Why can’t Googlebot visit migrated pages all at once?

The above explanation has given us two conclusions; first Googlebots usually arrive at a website with a purpose, a “work schedule,” and a “bucket list” of URLs to crawl during a visit. Googlebot will surely complete its bucket list and checks around to see if there is anything more important that the URLs on the original bucket list that may also need collecting.

Furthermore, if there is important URLs, Googlebot may go a little further and crawl these other important URLs as well. If nothing further important is discovered, Googlebot returns for another bucket list to visit on your site next time.

Since Googlebot is mostly focusing on very few (important) URLs,  wheterh you’ve recently migrated a site or not, with occasional visits from time to time to those deemed least important, or not expected to have changed materially very often.

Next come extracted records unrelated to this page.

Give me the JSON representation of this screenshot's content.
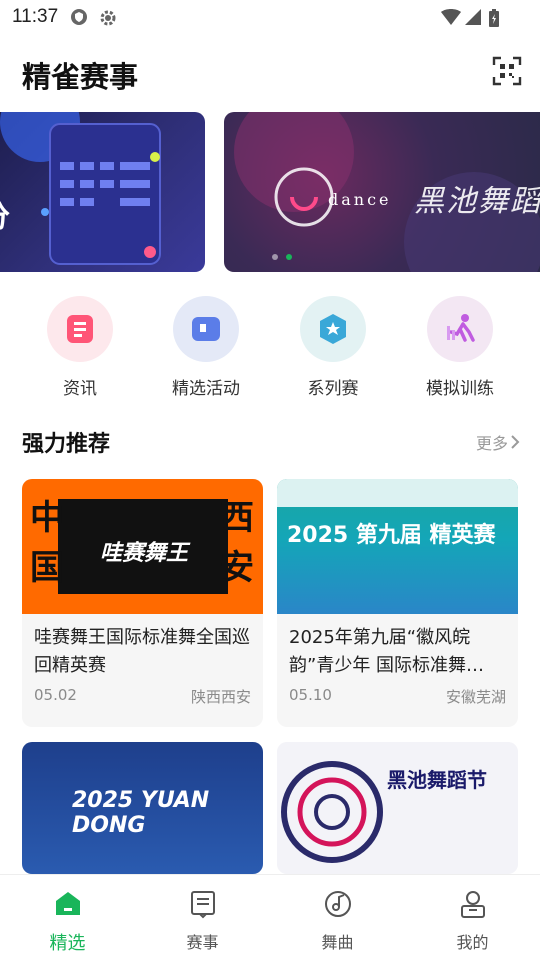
{
  "status_bar": {
    "time": "11:37"
  },
  "header": {
    "title": "精雀赛事",
    "scan_icon": "scan-icon"
  },
  "banners": {
    "left_text": "分",
    "right_text": "黑池舞蹈",
    "right_logo": "dance",
    "active_index": 1
  },
  "quick_nav": [
    {
      "label": "资讯",
      "icon": "news-icon",
      "bg": "#fde8ec",
      "color": "#ff5577"
    },
    {
      "label": "精选活动",
      "icon": "activity-icon",
      "bg": "#e4e9f7",
      "color": "#5b7de8"
    },
    {
      "label": "系列赛",
      "icon": "series-icon",
      "bg": "#e3f2f3",
      "color": "#3aa8d8"
    },
    {
      "label": "模拟训练",
      "icon": "training-icon",
      "bg": "#f3e7f3",
      "color": "#c05ce0"
    }
  ],
  "recommend": {
    "title": "强力推荐",
    "more": "更多",
    "cards": [
      {
        "title": "哇赛舞王国际标准舞全国巡回精英赛",
        "date": "05.02",
        "location": "陕西西安",
        "img_text": "哇赛舞王"
      },
      {
        "title": "2025年第九届“徽风皖韵”青少年 国际标准舞…",
        "date": "05.10",
        "location": "安徽芜湖",
        "img_text": "2025 第九届 精英赛"
      },
      {
        "title": "",
        "date": "",
        "location": "",
        "img_text": "2025 YUAN DONG"
      },
      {
        "title": "",
        "date": "",
        "location": "",
        "img_text": "黑池舞蹈节"
      }
    ]
  },
  "tabs": [
    {
      "label": "精选",
      "icon": "home-icon",
      "active": true
    },
    {
      "label": "赛事",
      "icon": "events-icon",
      "active": false
    },
    {
      "label": "舞曲",
      "icon": "music-icon",
      "active": false
    },
    {
      "label": "我的",
      "icon": "profile-icon",
      "active": false
    }
  ],
  "colors": {
    "accent": "#19b55a",
    "card_bg": "#f6f6f6",
    "muted": "#8a8a8a"
  }
}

Moreover, Googlebot will likely send a signal to tell us if there is a migration of some sort underway over there when Googlebot comes across lots of redirection response codes. Once again, mostly only the most important migrating URLs will get crawled as a priority, and maybe more frequently than they normally would, too. Due to this, it is importance to know several factors, aside from page importance and change frequency that would make URLs be visited. They are limited search engine resources, host load, and URL queues an low importance of migrating pages.